CHAPITRE 13

Blablazone : Bonsoir ! Quelque peu en retard, non ? Aujourd'hui je vais vous raconter une histoire. Non pas celle en-dessous… Je suis de la génération qui a connu les skyblogs (et vous ?). J'en ai créé tellement et aujourd'hui ils sont supprimés ou à l'abandon (on ne tourne pas le dos à ses bébés si facilement, snif). Les blogs c'est une partie de ma vie, j'y publiais déjà des fanfictions puis j'ai atterri ici. Tout ça pour dire, que sur les skyblogs beaucoup consacrait un espace pub à d'autres blogs, voire même un blog pour faire connaître d'autres blogs. Je trouve l'idée bonne et j'ai remarqué que ce n'était pas rependu sur ce site. Du coup voici l'instant pub (partage, c'est mieux) de ma part ! Récemment j'ai lu un petit bijou dans le fandom « Maze Runner Trilogy » qui a pour doux titre « Forever young » de Ewhylan. Concrètement c'est un UA (j'adore ça !) autour du couple Thomas/Newt, qui sont deux jeunes à l'université qui profitent de leur jeunesse. Cette histoire m'a tellement prise que j'ai failli faire une nuit blanche et c'est vraiment rare. Tout simplement j'ai adoré et je me suis dit que ça serait sympa de le partager avec vous comme je le partagerai avec mes amis. Cette fiction est terminée et se compose de 33 chapitres. Je vous invite à faire preuve de curiosité (c'est le meilleur défaut du monde) et à y jeter un œil. Bon chapitre et bonne lecture (pour ce qui est de ma fiction) !

Réponse review :

Momo : Salut ! Un mystère nommé Sevy (un très bon titre si tu veux mon avis, haha !). Cette fois-ci je t'assure que cette énigme à une réponse. Mon combat, te faire changer d'avis sur Zack ! Non en vrai ça m'amuse trop que tu te méfies de lui, tu peux continuer comme ça (manque de soutien total aux personnages, bientôt ils me font un procès). Bonne lecture et à bientôt !

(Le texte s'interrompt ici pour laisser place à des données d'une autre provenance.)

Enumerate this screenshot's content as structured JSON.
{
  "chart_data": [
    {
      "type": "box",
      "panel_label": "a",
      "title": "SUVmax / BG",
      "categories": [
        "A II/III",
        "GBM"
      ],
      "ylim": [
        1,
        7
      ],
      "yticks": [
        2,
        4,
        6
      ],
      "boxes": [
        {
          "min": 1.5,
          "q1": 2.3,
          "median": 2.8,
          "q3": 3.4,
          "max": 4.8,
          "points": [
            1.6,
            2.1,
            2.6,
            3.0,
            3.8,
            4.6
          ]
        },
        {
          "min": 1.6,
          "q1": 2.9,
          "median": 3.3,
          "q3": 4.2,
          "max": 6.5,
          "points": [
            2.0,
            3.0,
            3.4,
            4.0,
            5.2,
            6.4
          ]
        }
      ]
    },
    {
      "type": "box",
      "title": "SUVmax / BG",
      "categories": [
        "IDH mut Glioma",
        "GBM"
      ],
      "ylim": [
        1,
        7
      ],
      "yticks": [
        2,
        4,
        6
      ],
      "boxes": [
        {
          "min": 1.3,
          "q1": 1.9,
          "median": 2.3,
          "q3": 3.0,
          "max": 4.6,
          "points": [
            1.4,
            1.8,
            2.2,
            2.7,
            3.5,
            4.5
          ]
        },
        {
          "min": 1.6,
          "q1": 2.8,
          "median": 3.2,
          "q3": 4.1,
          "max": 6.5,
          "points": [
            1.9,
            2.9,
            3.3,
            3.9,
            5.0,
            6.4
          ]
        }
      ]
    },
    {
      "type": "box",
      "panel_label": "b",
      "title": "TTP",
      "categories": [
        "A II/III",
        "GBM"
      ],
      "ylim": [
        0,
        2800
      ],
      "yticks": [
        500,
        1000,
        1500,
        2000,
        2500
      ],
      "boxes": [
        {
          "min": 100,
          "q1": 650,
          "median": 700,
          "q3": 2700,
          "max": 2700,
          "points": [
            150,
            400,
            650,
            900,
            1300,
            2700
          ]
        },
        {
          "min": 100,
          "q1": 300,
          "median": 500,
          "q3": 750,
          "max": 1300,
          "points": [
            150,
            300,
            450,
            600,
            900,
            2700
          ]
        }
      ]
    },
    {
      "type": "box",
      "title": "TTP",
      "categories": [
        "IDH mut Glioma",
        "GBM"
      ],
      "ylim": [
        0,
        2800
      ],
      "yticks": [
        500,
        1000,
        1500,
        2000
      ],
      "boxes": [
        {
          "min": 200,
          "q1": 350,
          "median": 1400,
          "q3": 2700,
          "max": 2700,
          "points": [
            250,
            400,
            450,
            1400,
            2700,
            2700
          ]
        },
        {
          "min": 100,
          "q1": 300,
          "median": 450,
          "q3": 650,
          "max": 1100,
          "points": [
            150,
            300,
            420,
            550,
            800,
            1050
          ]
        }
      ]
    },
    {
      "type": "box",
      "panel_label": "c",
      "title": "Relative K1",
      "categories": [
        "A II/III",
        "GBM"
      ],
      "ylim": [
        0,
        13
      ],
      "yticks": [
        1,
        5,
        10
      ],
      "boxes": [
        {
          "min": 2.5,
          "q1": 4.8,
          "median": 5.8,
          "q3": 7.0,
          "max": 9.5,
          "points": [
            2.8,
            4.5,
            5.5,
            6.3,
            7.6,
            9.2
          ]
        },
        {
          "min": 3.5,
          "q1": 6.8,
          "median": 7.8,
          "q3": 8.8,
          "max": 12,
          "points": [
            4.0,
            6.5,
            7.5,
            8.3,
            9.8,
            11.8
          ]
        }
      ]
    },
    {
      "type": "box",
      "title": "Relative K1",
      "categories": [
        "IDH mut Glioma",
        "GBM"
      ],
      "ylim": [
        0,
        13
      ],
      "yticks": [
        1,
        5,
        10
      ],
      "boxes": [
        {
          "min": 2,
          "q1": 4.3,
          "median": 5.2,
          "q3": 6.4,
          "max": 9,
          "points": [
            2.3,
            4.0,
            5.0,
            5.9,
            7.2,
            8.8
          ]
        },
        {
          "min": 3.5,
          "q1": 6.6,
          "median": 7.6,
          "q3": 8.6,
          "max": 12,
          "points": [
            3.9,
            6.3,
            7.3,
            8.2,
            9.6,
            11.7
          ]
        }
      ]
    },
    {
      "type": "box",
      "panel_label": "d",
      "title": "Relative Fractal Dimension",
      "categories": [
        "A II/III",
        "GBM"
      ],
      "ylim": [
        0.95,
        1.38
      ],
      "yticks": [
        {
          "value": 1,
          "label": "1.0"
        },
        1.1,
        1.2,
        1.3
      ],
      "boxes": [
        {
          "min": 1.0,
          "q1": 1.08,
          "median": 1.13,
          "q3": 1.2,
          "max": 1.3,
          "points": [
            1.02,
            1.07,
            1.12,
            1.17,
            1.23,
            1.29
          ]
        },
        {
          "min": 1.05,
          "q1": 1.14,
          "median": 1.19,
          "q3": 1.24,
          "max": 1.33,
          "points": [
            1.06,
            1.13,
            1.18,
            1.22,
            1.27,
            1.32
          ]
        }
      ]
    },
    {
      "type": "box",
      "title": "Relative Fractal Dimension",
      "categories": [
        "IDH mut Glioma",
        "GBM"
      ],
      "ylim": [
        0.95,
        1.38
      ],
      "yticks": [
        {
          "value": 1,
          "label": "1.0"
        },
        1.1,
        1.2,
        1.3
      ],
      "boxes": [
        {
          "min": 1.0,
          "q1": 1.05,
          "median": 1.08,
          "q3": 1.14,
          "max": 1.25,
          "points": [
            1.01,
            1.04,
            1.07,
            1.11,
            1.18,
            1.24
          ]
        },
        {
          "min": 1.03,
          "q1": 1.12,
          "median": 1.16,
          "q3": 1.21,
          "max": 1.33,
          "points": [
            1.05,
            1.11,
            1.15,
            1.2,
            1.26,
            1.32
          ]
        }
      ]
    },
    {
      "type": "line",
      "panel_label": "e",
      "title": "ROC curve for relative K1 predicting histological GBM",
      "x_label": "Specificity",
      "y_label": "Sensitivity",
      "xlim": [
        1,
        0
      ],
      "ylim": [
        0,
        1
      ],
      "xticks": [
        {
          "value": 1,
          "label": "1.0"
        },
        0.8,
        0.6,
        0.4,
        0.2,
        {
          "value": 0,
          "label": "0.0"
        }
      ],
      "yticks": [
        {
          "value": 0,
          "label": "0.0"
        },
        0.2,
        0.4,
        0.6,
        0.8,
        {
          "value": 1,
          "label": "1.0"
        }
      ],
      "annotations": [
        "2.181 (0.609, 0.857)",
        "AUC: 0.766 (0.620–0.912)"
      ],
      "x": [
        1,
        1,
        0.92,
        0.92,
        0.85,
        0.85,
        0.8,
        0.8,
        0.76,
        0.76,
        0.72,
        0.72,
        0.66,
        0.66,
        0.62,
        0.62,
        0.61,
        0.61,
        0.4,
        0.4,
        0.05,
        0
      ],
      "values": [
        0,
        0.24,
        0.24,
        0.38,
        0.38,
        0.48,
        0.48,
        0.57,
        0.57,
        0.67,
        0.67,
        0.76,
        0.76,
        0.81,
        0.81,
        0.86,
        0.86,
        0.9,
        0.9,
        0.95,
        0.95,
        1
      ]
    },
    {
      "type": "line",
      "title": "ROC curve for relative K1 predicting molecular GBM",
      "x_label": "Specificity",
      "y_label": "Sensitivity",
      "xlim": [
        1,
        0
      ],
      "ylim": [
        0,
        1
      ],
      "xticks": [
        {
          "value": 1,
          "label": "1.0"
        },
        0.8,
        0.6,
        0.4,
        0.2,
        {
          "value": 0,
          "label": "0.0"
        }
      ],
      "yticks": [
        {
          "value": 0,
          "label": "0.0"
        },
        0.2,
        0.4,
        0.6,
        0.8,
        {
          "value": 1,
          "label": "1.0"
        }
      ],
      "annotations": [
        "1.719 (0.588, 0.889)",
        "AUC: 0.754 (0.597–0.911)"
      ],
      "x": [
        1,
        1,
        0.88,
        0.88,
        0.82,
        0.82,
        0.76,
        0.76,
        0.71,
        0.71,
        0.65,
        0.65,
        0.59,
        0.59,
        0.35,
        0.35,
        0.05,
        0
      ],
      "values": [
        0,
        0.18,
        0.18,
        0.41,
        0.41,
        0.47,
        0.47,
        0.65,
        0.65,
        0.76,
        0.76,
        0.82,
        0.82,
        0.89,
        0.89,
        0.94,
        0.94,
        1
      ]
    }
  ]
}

CourtneyAckles : Bonsoir ! Alors non Éric et les leaders ont vraiment supprimé les visites parentales pour les transferts, même pour l'année prochaine. (En gros les chanceux sont les natifs). Ils veulent que leur futur membre soient attachés à leur faction et pas à leur famille. Après la seule chance de croiser un proche c'est la Cérémonie du choix. Ensuite Éric ne veut pas la place de Max, il est déjà leader et ça lui convient. Mais Max est vieillissant et de plus en plus dépassé. Je voulais juste le montrer en donnant plus de poids et d'autorité à Éric. Enfin tu as un bon instinct au sujet de Sevy et son secret (la réponse existe bien !). Bonne lecture et à bientôt !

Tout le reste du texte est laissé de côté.